Si, vingt-huit ans plus tard, l’émotion est toujours aussi forte, il serait temps que les connaissances se mettent au diapason de cette fierté ombrageuse. Prenons cette carte postale: magnifique photo avec son aura crépusculaire, sauf que la légende annonce «Rova de Manjakamiadana» ; pareille méprise pour cette superbe tablette de pyrogravure reproduisant méticuleusement chaque palais d’avant 1995. Ne parlons pas des nouveaux panneaux inventant de toutes pièces un «Rova de Madagascar» qui n’a jamais existé. Il y a quelques semaines, un média réunionnais s’était trompé en parlant du siège de la Présidence de la République sur fond d’image emblématique du palais de Manjakamiadana : bronca vindicative sur les réseaux sociaux ! Mais, comment concilier cette susceptibilité, en l’occurrence parfaitement compréhensible, et une vague indifférence à la précision historique ?

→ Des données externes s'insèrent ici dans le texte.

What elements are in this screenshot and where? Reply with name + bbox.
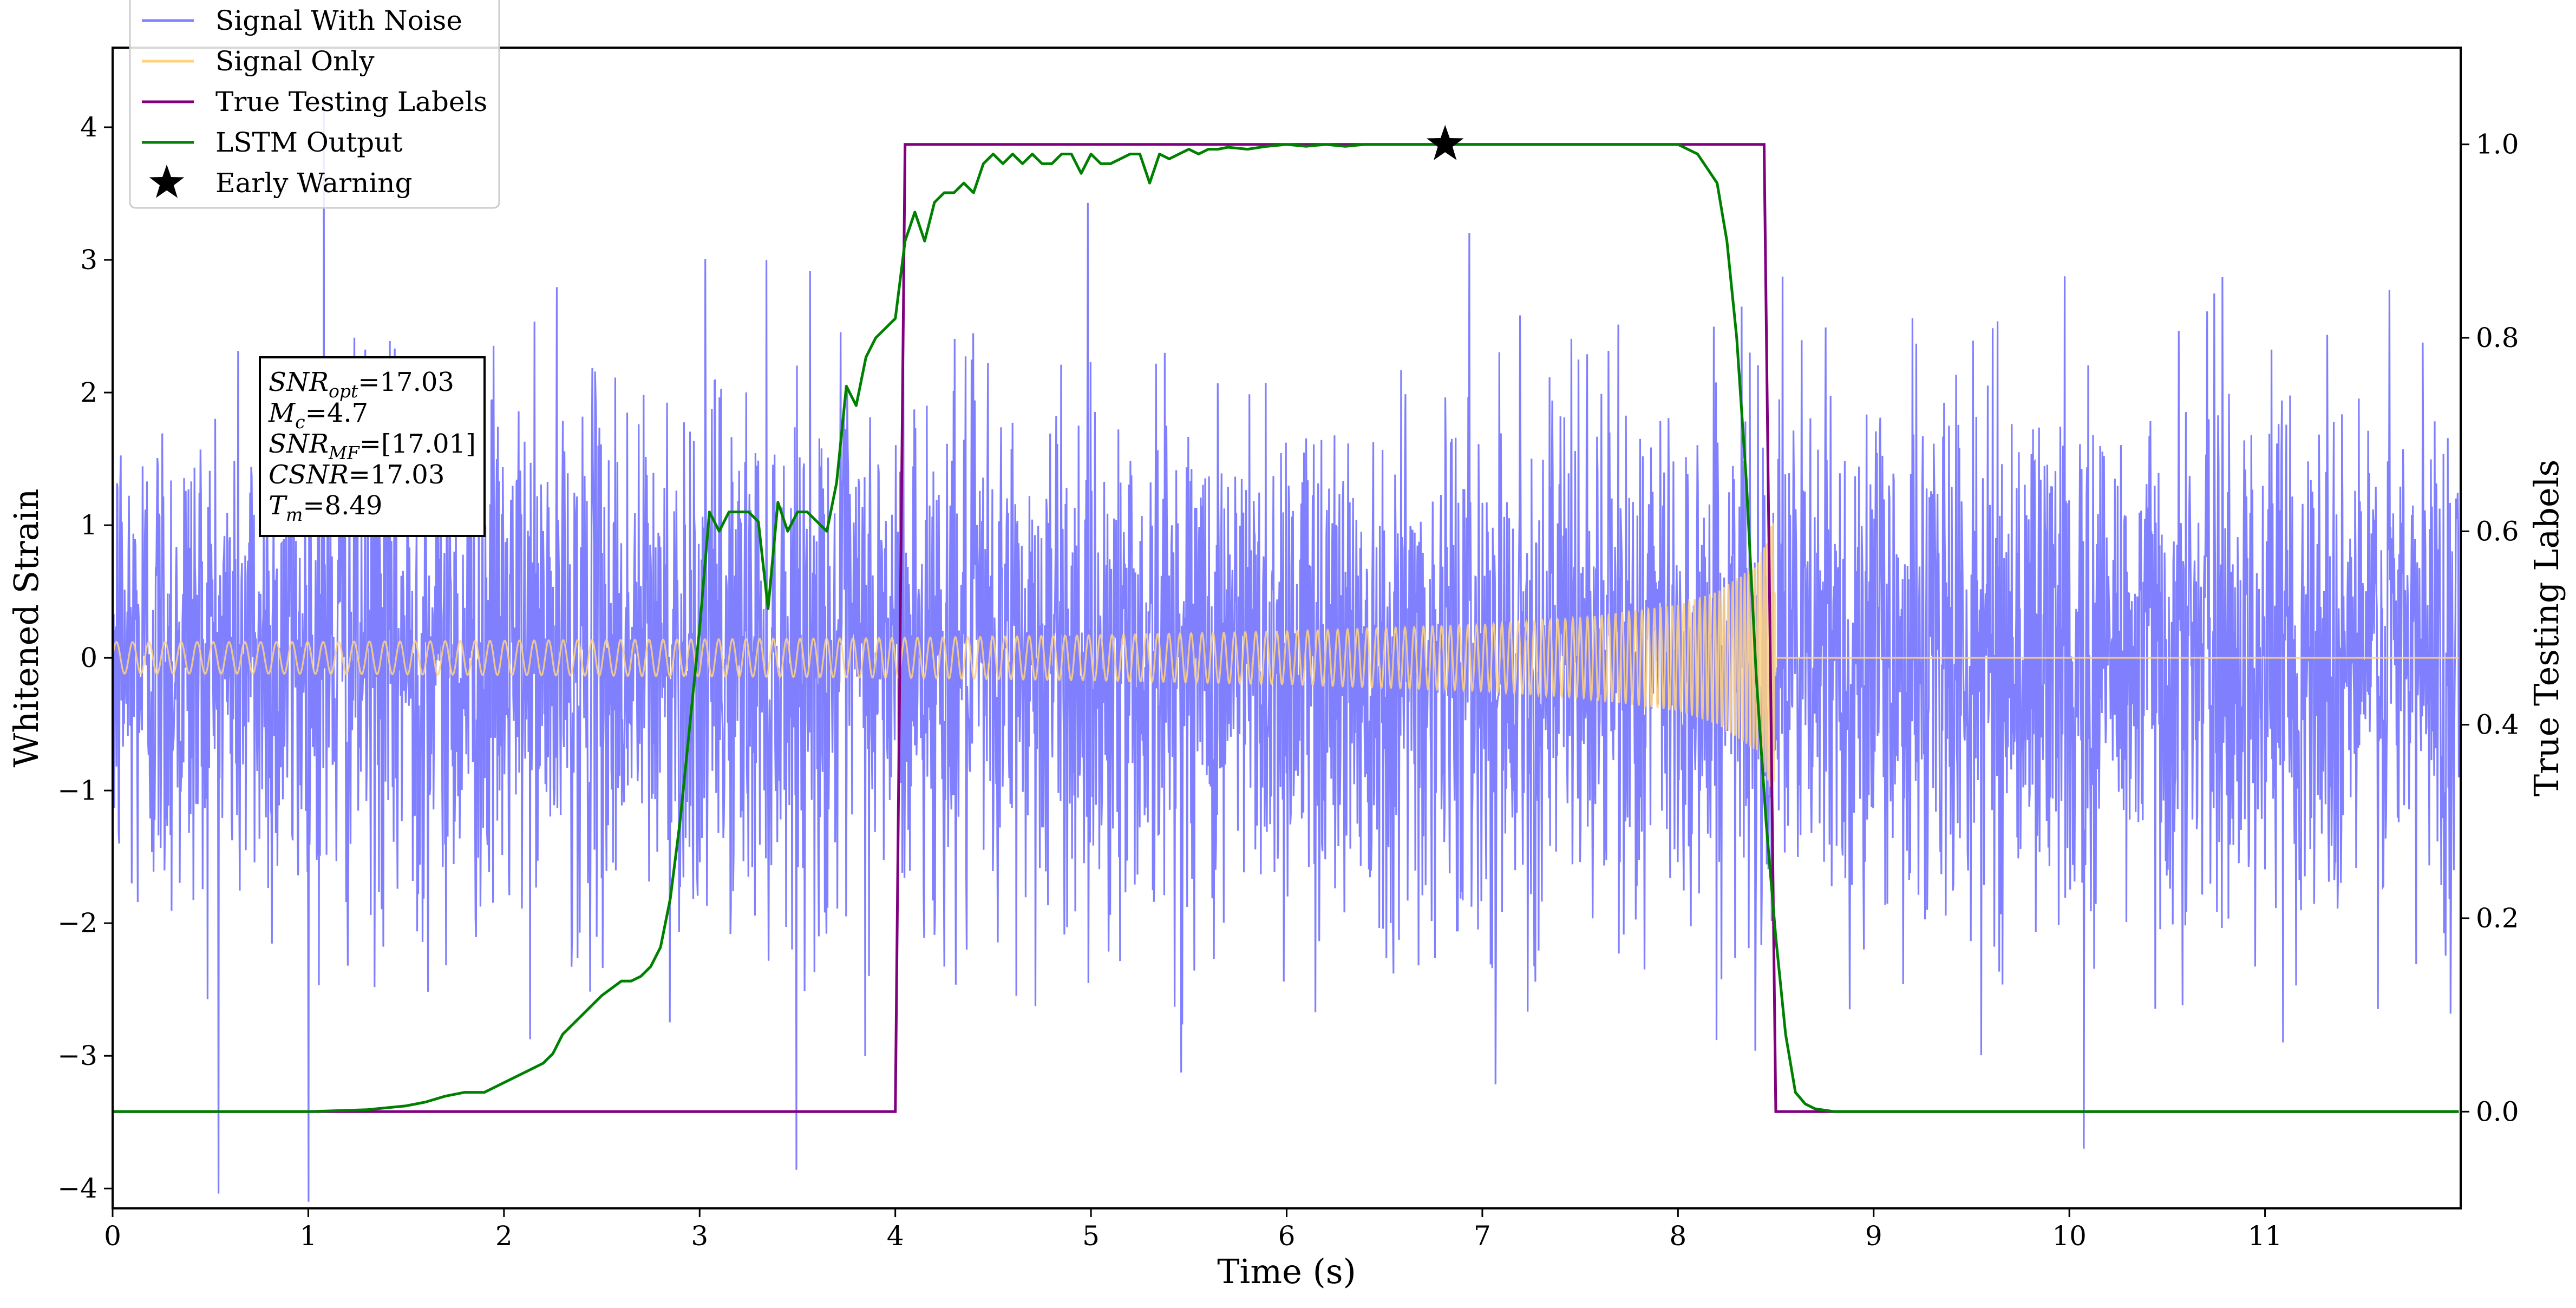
legend-frame bbox=[129, 0, 500, 209]
legend-label: Early Warning bbox=[215, 167, 413, 199]
x-tick-label: 8 bbox=[1669, 1220, 1686, 1252]
x-tick-label: 10 bbox=[2052, 1220, 2087, 1252]
y-left-tick-label: −4 bbox=[57, 1173, 97, 1204]
y-right-tick-label: 0.0 bbox=[2476, 1096, 2519, 1127]
y-right-tick-label: 0.2 bbox=[2476, 902, 2519, 934]
lstm-output-layer bbox=[113, 143, 2459, 1113]
y-left-tick-label: 1 bbox=[80, 509, 97, 541]
legend-label: True Testing Labels bbox=[215, 86, 487, 117]
y-left-tick-label: 0 bbox=[80, 642, 97, 673]
y-right-tick-label: 1.0 bbox=[2476, 129, 2519, 160]
y-right-tick-label: 0.6 bbox=[2476, 515, 2519, 547]
annotation-line: SNRopt=17.03 bbox=[269, 367, 454, 402]
early-warning-layer bbox=[1427, 125, 1464, 160]
annotation-line: Mc=4.7 bbox=[268, 398, 368, 433]
x-tick-label: 0 bbox=[104, 1220, 121, 1252]
y-left-tick-label: 2 bbox=[80, 377, 97, 408]
x-tick-label: 5 bbox=[1082, 1220, 1100, 1252]
annotation-line: CSNR=17.03 bbox=[269, 460, 444, 490]
x-tick-label: 2 bbox=[495, 1220, 513, 1252]
left-y-axis-label: Whitened Strain bbox=[6, 489, 46, 768]
legend-label: LSTM Output bbox=[215, 127, 402, 158]
legend-label: Signal With Noise bbox=[215, 5, 462, 36]
early-warning-star bbox=[1427, 125, 1464, 160]
y-right-tick-label: 0.4 bbox=[2476, 709, 2519, 741]
axes-layer: 0 1 2 3 4 5 6 7 8 9 10 11 −4 −3 −2 −1 0 1 2 3 4 0.0 0.2 0.4 0.6 0… bbox=[57, 112, 2519, 1252]
snr-annotation-box: SNRopt=17.03Mc=4.7SNRMF=[17.01]CSNR=17.0… bbox=[259, 356, 486, 537]
lstm-output-line bbox=[113, 143, 2459, 1113]
annotation-line: Tm=8.49 bbox=[269, 491, 382, 525]
x-tick-label: 6 bbox=[1278, 1220, 1296, 1252]
x-tick-label: 11 bbox=[2248, 1220, 2283, 1252]
legend: Signal With Noise Signal Only True Testing… bbox=[129, 0, 500, 209]
y-left-tick-label: 3 bbox=[80, 244, 97, 276]
y-left-tick-label: −1 bbox=[57, 775, 97, 806]
x-tick-label: 1 bbox=[300, 1220, 317, 1252]
x-axis-label: Time (s) bbox=[1217, 1252, 1356, 1291]
right-y-axis-label: True Testing Labels bbox=[2527, 460, 2566, 797]
y-left-tick-label: 4 bbox=[80, 112, 97, 143]
x-tick-label: 3 bbox=[691, 1220, 708, 1252]
y-left-tick-label: −3 bbox=[57, 1040, 97, 1071]
signal-with-noise-line bbox=[112, 94, 2460, 1202]
signal-only-line bbox=[112, 522, 2459, 787]
signal-only-layer bbox=[112, 522, 2459, 787]
annotation-line: SNRMF=[17.01] bbox=[269, 429, 476, 463]
x-tick-label: 4 bbox=[887, 1220, 904, 1252]
signal-with-noise-layer bbox=[112, 94, 2460, 1202]
legend-label: Signal Only bbox=[215, 45, 375, 77]
x-tick-label: 9 bbox=[1865, 1220, 1882, 1252]
annotation-frame bbox=[259, 356, 486, 537]
y-left-tick-label: −2 bbox=[57, 907, 97, 939]
y-right-tick-label: 0.8 bbox=[2476, 322, 2519, 354]
legend-marker-star bbox=[149, 165, 185, 198]
x-tick-label: 7 bbox=[1474, 1220, 1491, 1252]
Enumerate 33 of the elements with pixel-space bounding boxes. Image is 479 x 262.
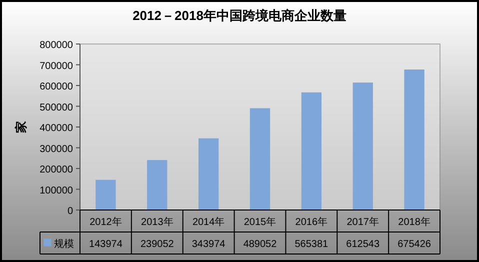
bar (352, 82, 373, 210)
x-tick-label: 2012年 (90, 216, 122, 228)
y-tick-label: 200000 (40, 164, 74, 176)
x-tick-label: 2017年 (346, 216, 379, 228)
y-tick-label: 0 (67, 206, 74, 217)
bar (404, 70, 424, 210)
x-tick-label: 2013年 (141, 216, 174, 228)
y-tick-label: 100000 (40, 185, 74, 196)
y-tick-label: 700000 (40, 60, 74, 72)
data-label: 565381 (294, 239, 329, 250)
x-tick-label: 2015年 (244, 216, 276, 228)
data-label: 489052 (243, 239, 278, 250)
data-label: 343974 (192, 239, 226, 250)
legend-label: 规模 (54, 238, 74, 250)
y-tick-label: 500000 (40, 102, 74, 114)
bar (301, 92, 322, 210)
x-tick-label: 2014年 (192, 216, 225, 228)
data-label: 612543 (346, 239, 380, 250)
bar (147, 160, 168, 210)
x-tick-label: 2018年 (398, 216, 430, 228)
y-tick-label: 400000 (40, 123, 74, 134)
bar (96, 180, 116, 210)
bar (198, 138, 219, 210)
bar (250, 108, 270, 210)
y-tick-label: 600000 (40, 82, 74, 92)
chart-title: 2012－2018年中国跨境电商企业数量 (132, 8, 346, 23)
y-tick-label: 800000 (40, 40, 74, 51)
y-tick-label: 300000 (40, 144, 74, 155)
y-axis-title: 家 (14, 121, 28, 134)
data-label: 239052 (140, 239, 174, 250)
x-tick-label: 2016年 (295, 216, 328, 228)
data-label: 143974 (89, 239, 123, 250)
data-label: 675426 (398, 239, 432, 250)
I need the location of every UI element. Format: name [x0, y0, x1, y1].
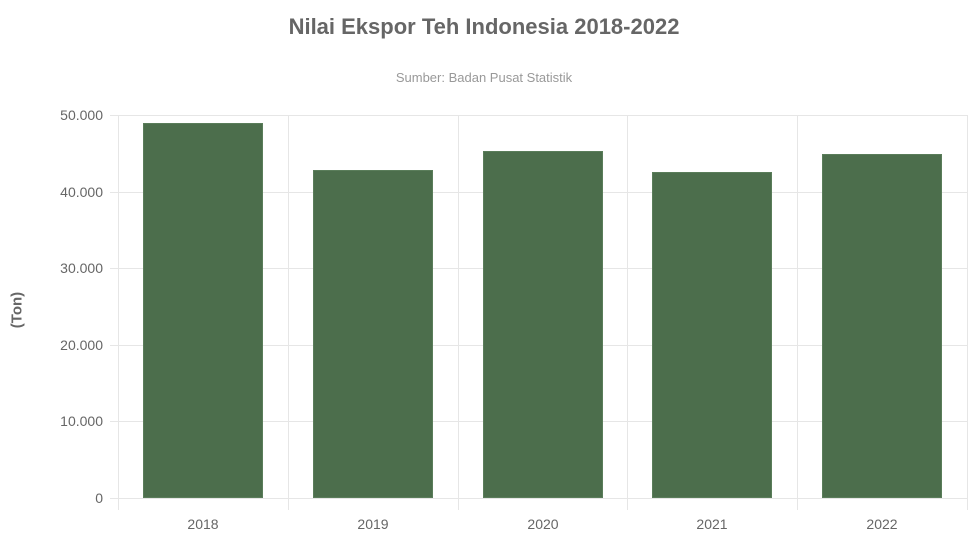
- chart-title: Nilai Ekspor Teh Indonesia 2018-2022: [288, 14, 680, 39]
- x-tick-label: 2021: [696, 516, 728, 532]
- bar-2018[interactable]: [143, 123, 263, 498]
- bar-2021[interactable]: [652, 172, 772, 498]
- gridline-vertical: [797, 115, 798, 510]
- y-tick-label: 40.000: [60, 184, 103, 200]
- gridline-vertical: [627, 115, 628, 510]
- chart-subtitle: Sumber: Badan Pusat Statistik: [395, 70, 573, 85]
- gridline-vertical: [288, 115, 289, 510]
- x-tick-label: 2019: [357, 516, 389, 532]
- y-tick-label: 10.000: [60, 413, 103, 429]
- gridline-vertical: [118, 115, 119, 510]
- bar-2020[interactable]: [483, 151, 603, 498]
- bar-2019[interactable]: [313, 170, 433, 498]
- x-tick-label: 2020: [527, 516, 559, 532]
- y-tick-label: 0: [95, 490, 103, 506]
- gridline-vertical: [458, 115, 459, 510]
- x-tick-label: 2018: [187, 516, 219, 532]
- gridline-horizontal: [110, 115, 968, 116]
- y-tick-label: 30.000: [60, 260, 103, 276]
- y-tick-label: 50.000: [60, 107, 103, 123]
- bar-2022[interactable]: [822, 154, 942, 498]
- x-tick-label: 2022: [866, 516, 898, 532]
- gridline-horizontal: [110, 498, 968, 499]
- y-tick-label: 20.000: [60, 337, 103, 353]
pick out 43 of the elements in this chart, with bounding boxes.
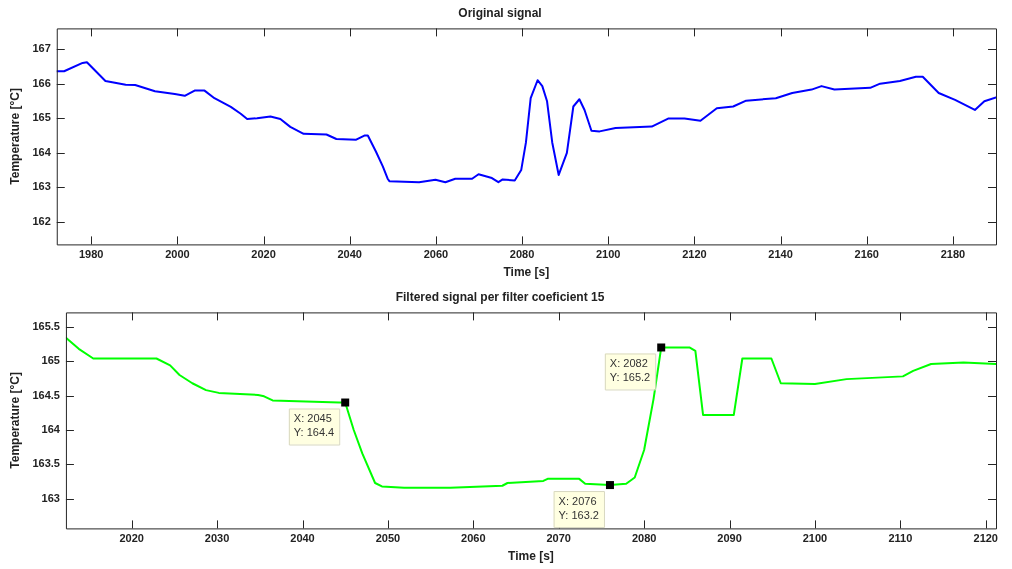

Depuis que Ranavalona II (règne de 1868 à 1881) a fait recouvrir de pierres l’édifice tout en bois hérité de Ranavalona 1ère (règne de 1828 à 1861), Manjakamiadana est le palais le plus visible, le plus monumental, le plus célèbre du Rova d’Antananarivo. Mais, le Rova comprenait d’autres palais (Tranovola, Manampisoa), qu’avaient précédés les cases royales de type «Trano Kotona» (Besakana, Mahitsielafanjaka). Depuis avril 1880, symbole de l’adhésion de Ranavalona II au christianisme et siège d’une église d’État en gestation, un temple protestant s’y dresse également. Mais, ce sont surtout les tombes royales - Fitomiandalana des souverains d’avant le XIXème siècle + tombeau de Radama 1er (règne de 1810 à 1828) + tombe de Rasoherina (règne de 1863 à 1868) - qui sanctifient le Rova. 

Le 22 août 1958, quand le général de Gaulle prononça depuis Mahamasina son célèbre «Demain, vous serez de nouveau un État, comme quand ce palais de vos rois, là-haut, était habité par eux», il désignait le palais de Manjakamiadana que n’ont jamais habité les souverains depuis Ranavalona 1ère. Mais, de simplification abusive en suivisme intellectuel, le nom de «palais de la Reine» s’est installé dans les brochures touristiques et les ouvrages de vulgarisation. 

Chaque 6 novembre devient prétexte à rappel historique. Mais, parce que l’histoire royale est malmenée par les gouvernants républicains, le risque est réel d’un révisionnisme qui ne pourra réussir qu’avec la complicité du grand public.